Little things amuse me. We were in the grocery store and were waiting in line to checkout. The cashiers were all busy, with one or two people in each line waiting. My mother-in-law commented on how busy it was - and don't get me wrong, for our small town, it was busy. But my mind immediately flashed back to the week before when I stood in line for 45 minutes behind about 10 people to check-out. Busy-ness redefined.
Or at the airport in Seattle. The train arrived and as I was waiting to get on, I felt an urge to inch forward to the doors before anyone had even exited the train. I'm used to elbows and pushing, and suddenly I realized I was the only one preparing to push my way on.
I also find that overhearing others' conversations, and being able to understand all that they say, is distracting and sometimes surprising. I'm probably going to become entirely too noisy. Oh, and commercials on TV. We never watched Chinese TV, so for the most part, I don't watch commercials. (Except when I intentionally went online to watch the Superbowl commercials - my favorite? Darth Vader/VW.) Suddenly I feel the same old pressure to make my life better, faster, and more indulgent.
So that's a taste of what coming home has been for me these last few days... but right now I want to record our last week, before it feels even more fuzzy and dream-like.
We spent lots of time with friends... meals, pictures, laughter, conversation.

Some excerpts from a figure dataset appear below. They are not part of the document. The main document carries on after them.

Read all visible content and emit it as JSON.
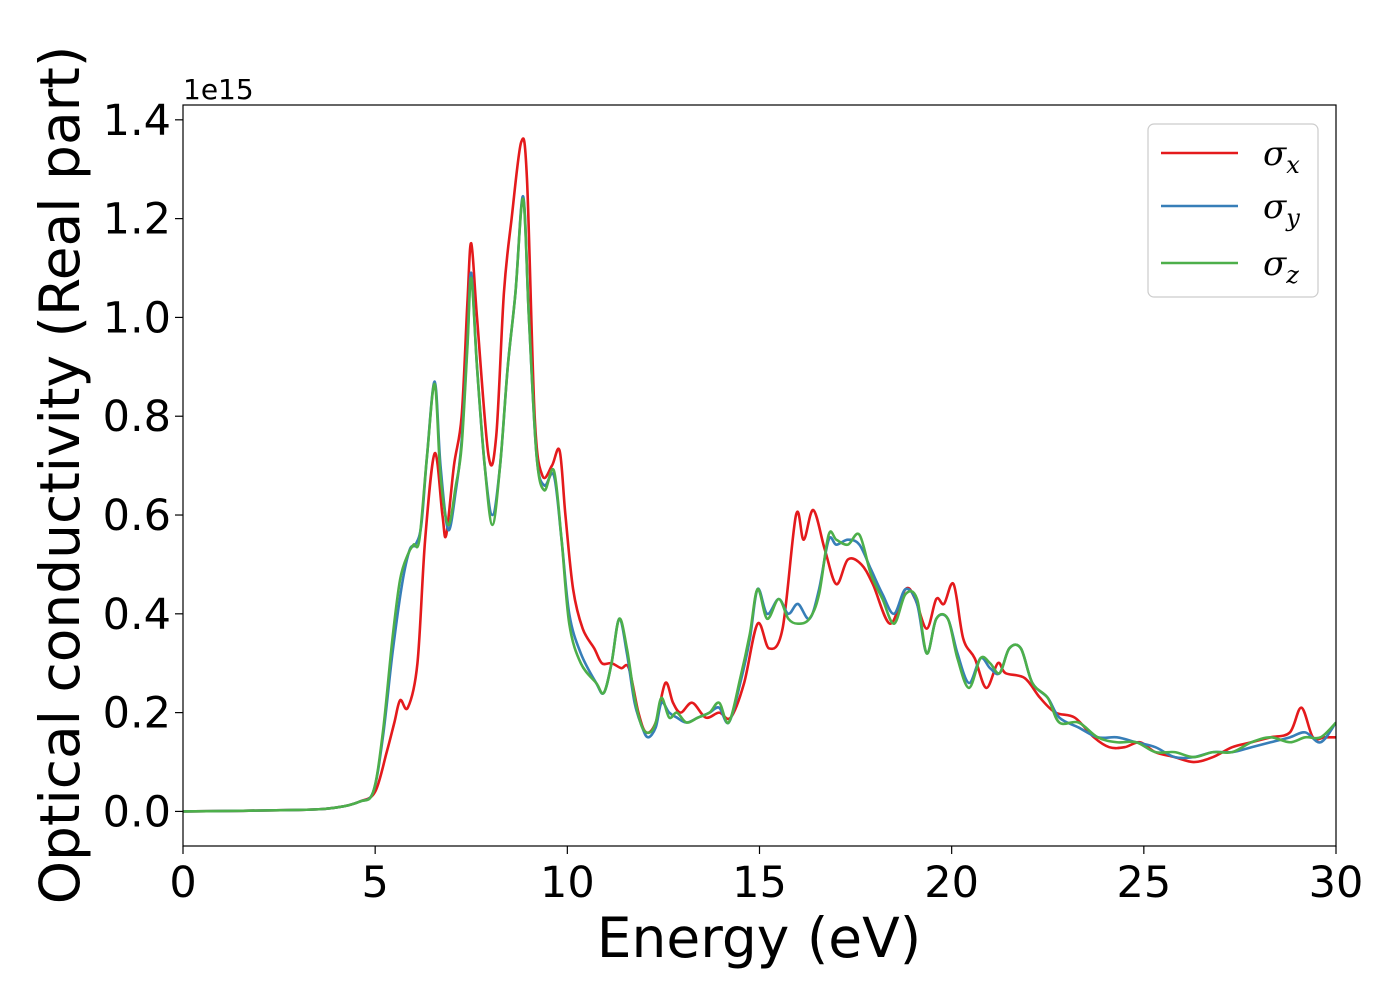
{
  "chart_data": {
    "type": "line",
    "title": "",
    "xlabel": "Energy (eV)",
    "ylabel": "Optical conductivity (Real part)",
    "y_offset_text": "1e15",
    "y_scale": 1000000000000000.0,
    "xlim": [
      0,
      30
    ],
    "ylim": [
      -0.07,
      1.43
    ],
    "xticks": [
      0,
      5,
      10,
      15,
      20,
      25,
      30
    ],
    "xtick_labels": [
      "0",
      "5",
      "10",
      "15",
      "20",
      "25",
      "30"
    ],
    "yticks": [
      0.0,
      0.2,
      0.4,
      0.6,
      0.8,
      1.0,
      1.2,
      1.4
    ],
    "ytick_labels": [
      "0.0",
      "0.2",
      "0.4",
      "0.6",
      "0.8",
      "1.0",
      "1.2",
      "1.4"
    ],
    "grid": false,
    "legend_position": "top-right",
    "series": [
      {
        "name": "σx",
        "symbol": "σ",
        "subscript": "x",
        "color": "#e41a1c",
        "points": [
          [
            0,
            0
          ],
          [
            3,
            0.003
          ],
          [
            4,
            0.008
          ],
          [
            4.6,
            0.02
          ],
          [
            5,
            0.04
          ],
          [
            5.3,
            0.12
          ],
          [
            5.5,
            0.18
          ],
          [
            5.65,
            0.225
          ],
          [
            5.85,
            0.21
          ],
          [
            6.1,
            0.3
          ],
          [
            6.3,
            0.55
          ],
          [
            6.55,
            0.725
          ],
          [
            6.75,
            0.6
          ],
          [
            6.85,
            0.56
          ],
          [
            7.05,
            0.7
          ],
          [
            7.25,
            0.8
          ],
          [
            7.4,
            1.03
          ],
          [
            7.5,
            1.15
          ],
          [
            7.65,
            1.0
          ],
          [
            7.95,
            0.72
          ],
          [
            8.15,
            0.76
          ],
          [
            8.35,
            1.05
          ],
          [
            8.55,
            1.2
          ],
          [
            8.8,
            1.355
          ],
          [
            8.95,
            1.28
          ],
          [
            9.15,
            0.8
          ],
          [
            9.35,
            0.68
          ],
          [
            9.6,
            0.7
          ],
          [
            9.8,
            0.73
          ],
          [
            9.95,
            0.6
          ],
          [
            10.15,
            0.45
          ],
          [
            10.4,
            0.37
          ],
          [
            10.7,
            0.33
          ],
          [
            10.9,
            0.3
          ],
          [
            11.15,
            0.3
          ],
          [
            11.4,
            0.29
          ],
          [
            11.6,
            0.29
          ],
          [
            11.85,
            0.2
          ],
          [
            12.05,
            0.16
          ],
          [
            12.3,
            0.18
          ],
          [
            12.55,
            0.26
          ],
          [
            12.75,
            0.22
          ],
          [
            12.95,
            0.2
          ],
          [
            13.25,
            0.22
          ],
          [
            13.6,
            0.19
          ],
          [
            13.95,
            0.2
          ],
          [
            14.25,
            0.19
          ],
          [
            14.6,
            0.26
          ],
          [
            14.95,
            0.38
          ],
          [
            15.25,
            0.33
          ],
          [
            15.6,
            0.37
          ],
          [
            15.95,
            0.6
          ],
          [
            16.15,
            0.55
          ],
          [
            16.4,
            0.61
          ],
          [
            16.7,
            0.53
          ],
          [
            17.0,
            0.46
          ],
          [
            17.3,
            0.51
          ],
          [
            17.65,
            0.5
          ],
          [
            17.95,
            0.46
          ],
          [
            18.4,
            0.38
          ],
          [
            18.8,
            0.45
          ],
          [
            19.05,
            0.43
          ],
          [
            19.35,
            0.37
          ],
          [
            19.6,
            0.43
          ],
          [
            19.8,
            0.42
          ],
          [
            20.05,
            0.46
          ],
          [
            20.3,
            0.35
          ],
          [
            20.6,
            0.31
          ],
          [
            20.9,
            0.25
          ],
          [
            21.2,
            0.3
          ],
          [
            21.4,
            0.28
          ],
          [
            21.9,
            0.27
          ],
          [
            22.3,
            0.23
          ],
          [
            22.7,
            0.2
          ],
          [
            23.2,
            0.19
          ],
          [
            23.7,
            0.15
          ],
          [
            24.1,
            0.13
          ],
          [
            24.5,
            0.13
          ],
          [
            24.9,
            0.14
          ],
          [
            25.3,
            0.12
          ],
          [
            25.8,
            0.11
          ],
          [
            26.3,
            0.1
          ],
          [
            26.8,
            0.11
          ],
          [
            27.3,
            0.13
          ],
          [
            27.8,
            0.14
          ],
          [
            28.3,
            0.15
          ],
          [
            28.8,
            0.16
          ],
          [
            29.1,
            0.21
          ],
          [
            29.4,
            0.15
          ],
          [
            29.7,
            0.15
          ],
          [
            30,
            0.15
          ]
        ]
      },
      {
        "name": "σy",
        "symbol": "σ",
        "subscript": "y",
        "color": "#377eb8",
        "points": [
          [
            0,
            0
          ],
          [
            3,
            0.003
          ],
          [
            4,
            0.008
          ],
          [
            4.6,
            0.02
          ],
          [
            4.95,
            0.04
          ],
          [
            5.2,
            0.15
          ],
          [
            5.45,
            0.32
          ],
          [
            5.7,
            0.46
          ],
          [
            5.9,
            0.53
          ],
          [
            6.05,
            0.54
          ],
          [
            6.2,
            0.58
          ],
          [
            6.35,
            0.72
          ],
          [
            6.55,
            0.87
          ],
          [
            6.7,
            0.7
          ],
          [
            6.9,
            0.57
          ],
          [
            7.1,
            0.65
          ],
          [
            7.25,
            0.75
          ],
          [
            7.4,
            0.95
          ],
          [
            7.5,
            1.09
          ],
          [
            7.65,
            0.9
          ],
          [
            7.85,
            0.7
          ],
          [
            8.05,
            0.6
          ],
          [
            8.25,
            0.7
          ],
          [
            8.45,
            0.9
          ],
          [
            8.65,
            1.05
          ],
          [
            8.85,
            1.245
          ],
          [
            9.0,
            1.0
          ],
          [
            9.2,
            0.72
          ],
          [
            9.4,
            0.66
          ],
          [
            9.65,
            0.68
          ],
          [
            9.85,
            0.55
          ],
          [
            10.05,
            0.4
          ],
          [
            10.35,
            0.32
          ],
          [
            10.75,
            0.26
          ],
          [
            10.95,
            0.24
          ],
          [
            11.15,
            0.3
          ],
          [
            11.35,
            0.39
          ],
          [
            11.55,
            0.32
          ],
          [
            11.75,
            0.22
          ],
          [
            11.95,
            0.17
          ],
          [
            12.1,
            0.15
          ],
          [
            12.3,
            0.17
          ],
          [
            12.45,
            0.22
          ],
          [
            12.65,
            0.2
          ],
          [
            12.85,
            0.19
          ],
          [
            13.1,
            0.18
          ],
          [
            13.4,
            0.19
          ],
          [
            13.7,
            0.2
          ],
          [
            13.95,
            0.21
          ],
          [
            14.2,
            0.18
          ],
          [
            14.5,
            0.26
          ],
          [
            14.75,
            0.35
          ],
          [
            14.95,
            0.45
          ],
          [
            15.2,
            0.4
          ],
          [
            15.5,
            0.43
          ],
          [
            15.75,
            0.4
          ],
          [
            16.0,
            0.42
          ],
          [
            16.3,
            0.39
          ],
          [
            16.55,
            0.45
          ],
          [
            16.8,
            0.55
          ],
          [
            17.0,
            0.54
          ],
          [
            17.3,
            0.55
          ],
          [
            17.6,
            0.54
          ],
          [
            17.9,
            0.49
          ],
          [
            18.2,
            0.44
          ],
          [
            18.5,
            0.4
          ],
          [
            18.8,
            0.45
          ],
          [
            19.1,
            0.42
          ],
          [
            19.35,
            0.32
          ],
          [
            19.6,
            0.39
          ],
          [
            19.9,
            0.39
          ],
          [
            20.15,
            0.32
          ],
          [
            20.45,
            0.26
          ],
          [
            20.75,
            0.31
          ],
          [
            21.0,
            0.29
          ],
          [
            21.25,
            0.28
          ],
          [
            21.5,
            0.33
          ],
          [
            21.8,
            0.33
          ],
          [
            22.1,
            0.26
          ],
          [
            22.5,
            0.23
          ],
          [
            22.8,
            0.19
          ],
          [
            23.3,
            0.17
          ],
          [
            23.8,
            0.15
          ],
          [
            24.3,
            0.15
          ],
          [
            24.8,
            0.14
          ],
          [
            25.3,
            0.13
          ],
          [
            25.8,
            0.11
          ],
          [
            26.3,
            0.11
          ],
          [
            26.8,
            0.12
          ],
          [
            27.3,
            0.12
          ],
          [
            27.8,
            0.13
          ],
          [
            28.3,
            0.14
          ],
          [
            28.8,
            0.15
          ],
          [
            29.2,
            0.16
          ],
          [
            29.6,
            0.14
          ],
          [
            30,
            0.18
          ]
        ]
      },
      {
        "name": "σz",
        "symbol": "σ",
        "subscript": "z",
        "color": "#4daf4a",
        "points": [
          [
            0,
            0
          ],
          [
            3,
            0.003
          ],
          [
            4,
            0.008
          ],
          [
            4.6,
            0.02
          ],
          [
            4.95,
            0.04
          ],
          [
            5.2,
            0.16
          ],
          [
            5.45,
            0.35
          ],
          [
            5.65,
            0.47
          ],
          [
            5.85,
            0.52
          ],
          [
            6.0,
            0.54
          ],
          [
            6.15,
            0.55
          ],
          [
            6.35,
            0.72
          ],
          [
            6.55,
            0.865
          ],
          [
            6.7,
            0.68
          ],
          [
            6.9,
            0.58
          ],
          [
            7.1,
            0.66
          ],
          [
            7.25,
            0.74
          ],
          [
            7.4,
            0.94
          ],
          [
            7.5,
            1.08
          ],
          [
            7.65,
            0.9
          ],
          [
            7.85,
            0.7
          ],
          [
            8.05,
            0.58
          ],
          [
            8.25,
            0.7
          ],
          [
            8.45,
            0.9
          ],
          [
            8.65,
            1.05
          ],
          [
            8.85,
            1.24
          ],
          [
            9.0,
            1.0
          ],
          [
            9.2,
            0.72
          ],
          [
            9.4,
            0.65
          ],
          [
            9.65,
            0.69
          ],
          [
            9.85,
            0.55
          ],
          [
            10.05,
            0.38
          ],
          [
            10.35,
            0.3
          ],
          [
            10.75,
            0.26
          ],
          [
            10.95,
            0.24
          ],
          [
            11.15,
            0.3
          ],
          [
            11.35,
            0.39
          ],
          [
            11.55,
            0.33
          ],
          [
            11.75,
            0.23
          ],
          [
            11.95,
            0.17
          ],
          [
            12.15,
            0.16
          ],
          [
            12.3,
            0.18
          ],
          [
            12.45,
            0.23
          ],
          [
            12.65,
            0.19
          ],
          [
            12.85,
            0.2
          ],
          [
            13.1,
            0.18
          ],
          [
            13.4,
            0.19
          ],
          [
            13.7,
            0.2
          ],
          [
            13.95,
            0.22
          ],
          [
            14.2,
            0.18
          ],
          [
            14.5,
            0.27
          ],
          [
            14.75,
            0.36
          ],
          [
            14.95,
            0.45
          ],
          [
            15.2,
            0.39
          ],
          [
            15.5,
            0.43
          ],
          [
            15.75,
            0.39
          ],
          [
            16.0,
            0.38
          ],
          [
            16.3,
            0.39
          ],
          [
            16.55,
            0.44
          ],
          [
            16.8,
            0.56
          ],
          [
            17.0,
            0.55
          ],
          [
            17.3,
            0.54
          ],
          [
            17.6,
            0.56
          ],
          [
            17.9,
            0.48
          ],
          [
            18.2,
            0.43
          ],
          [
            18.5,
            0.38
          ],
          [
            18.8,
            0.44
          ],
          [
            19.1,
            0.43
          ],
          [
            19.35,
            0.32
          ],
          [
            19.6,
            0.39
          ],
          [
            19.9,
            0.39
          ],
          [
            20.15,
            0.31
          ],
          [
            20.45,
            0.25
          ],
          [
            20.75,
            0.31
          ],
          [
            21.0,
            0.3
          ],
          [
            21.25,
            0.28
          ],
          [
            21.5,
            0.33
          ],
          [
            21.8,
            0.33
          ],
          [
            22.1,
            0.26
          ],
          [
            22.5,
            0.23
          ],
          [
            22.8,
            0.18
          ],
          [
            23.3,
            0.18
          ],
          [
            23.8,
            0.15
          ],
          [
            24.3,
            0.14
          ],
          [
            24.8,
            0.14
          ],
          [
            25.3,
            0.12
          ],
          [
            25.8,
            0.12
          ],
          [
            26.3,
            0.11
          ],
          [
            26.8,
            0.12
          ],
          [
            27.3,
            0.12
          ],
          [
            27.8,
            0.14
          ],
          [
            28.3,
            0.15
          ],
          [
            28.8,
            0.14
          ],
          [
            29.2,
            0.15
          ],
          [
            29.6,
            0.15
          ],
          [
            30,
            0.18
          ]
        ]
      }
    ]
  }
}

My favorite moment? When one of our friends told us that we'd need to bring Cora back in a few years, so she'd understand her "roots." That made me smile...
Do you see that red envelope tucked into her blanket? That's called "Hong Bao" (literally: red envelope) It is a traditional gift... you put money in it, and give it to someone on a special occasion - a birth, wedding, Chinese New Year. Cora got several Hong Bao to celebrate her arrival, and I saved them all...

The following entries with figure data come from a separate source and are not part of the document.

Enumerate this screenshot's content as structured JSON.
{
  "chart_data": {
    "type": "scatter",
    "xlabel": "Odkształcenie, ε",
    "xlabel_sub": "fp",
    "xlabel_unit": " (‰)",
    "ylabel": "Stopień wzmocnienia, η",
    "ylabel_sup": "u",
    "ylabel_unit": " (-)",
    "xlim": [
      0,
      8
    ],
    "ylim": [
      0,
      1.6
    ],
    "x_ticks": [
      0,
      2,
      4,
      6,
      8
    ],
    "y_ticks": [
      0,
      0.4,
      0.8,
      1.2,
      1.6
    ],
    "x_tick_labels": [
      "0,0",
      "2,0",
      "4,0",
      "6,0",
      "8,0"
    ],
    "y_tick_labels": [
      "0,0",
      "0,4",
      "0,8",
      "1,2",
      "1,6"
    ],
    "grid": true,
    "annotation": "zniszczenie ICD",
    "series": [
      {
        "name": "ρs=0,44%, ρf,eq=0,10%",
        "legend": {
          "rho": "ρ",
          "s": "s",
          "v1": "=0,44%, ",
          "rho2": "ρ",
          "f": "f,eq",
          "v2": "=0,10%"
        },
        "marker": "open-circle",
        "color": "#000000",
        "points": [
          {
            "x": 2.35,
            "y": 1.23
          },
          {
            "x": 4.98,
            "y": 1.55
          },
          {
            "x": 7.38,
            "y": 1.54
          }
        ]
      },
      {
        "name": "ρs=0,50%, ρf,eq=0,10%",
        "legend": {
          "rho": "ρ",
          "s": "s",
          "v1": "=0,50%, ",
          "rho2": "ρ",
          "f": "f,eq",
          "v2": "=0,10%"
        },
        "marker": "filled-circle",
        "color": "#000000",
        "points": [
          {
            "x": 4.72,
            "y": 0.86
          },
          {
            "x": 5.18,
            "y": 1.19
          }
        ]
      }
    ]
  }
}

thought it'd be neat for her to have someday.
We also gave Cora her first haircut. I know, a little early, right? I wouldn't have - if it weren't for the unfortunate mullet she was born with. I still might have left it alone, but then I found out about a Chinese tradition where they cut a baby's hair and make a calligraphy brush from the trimmings. I thought that seemed like a beautiful way to preserve her baby hair, so the night before we left, Cora got her first haircut.
We spent time at the foster home, too. Saying last goodbyes to the children. I promised Ethan that I'd try to see him when he comes to America with his family... if I can figure out where he lives. I love this picture we took with Vincent. He loved holding Cora, but sometimes he'd get distracted by something else, and she'd topple off his lap onto the couch. It made me laugh, but it worried the nannies! Doesn't he look as proud as punch to be holding a baby? Robert had to check my belly one last time to make sure there was no baby still inside... I can't wait for all those little guys to join their families... I'm thrilled that they are all matched.
The trip home was tiring and long, but at the end waited our families. Cora meets my parents tonight, but she already got to meet Jacob's parents (that's his mom down below). We know it is good to be home with our families right now... good for all of us.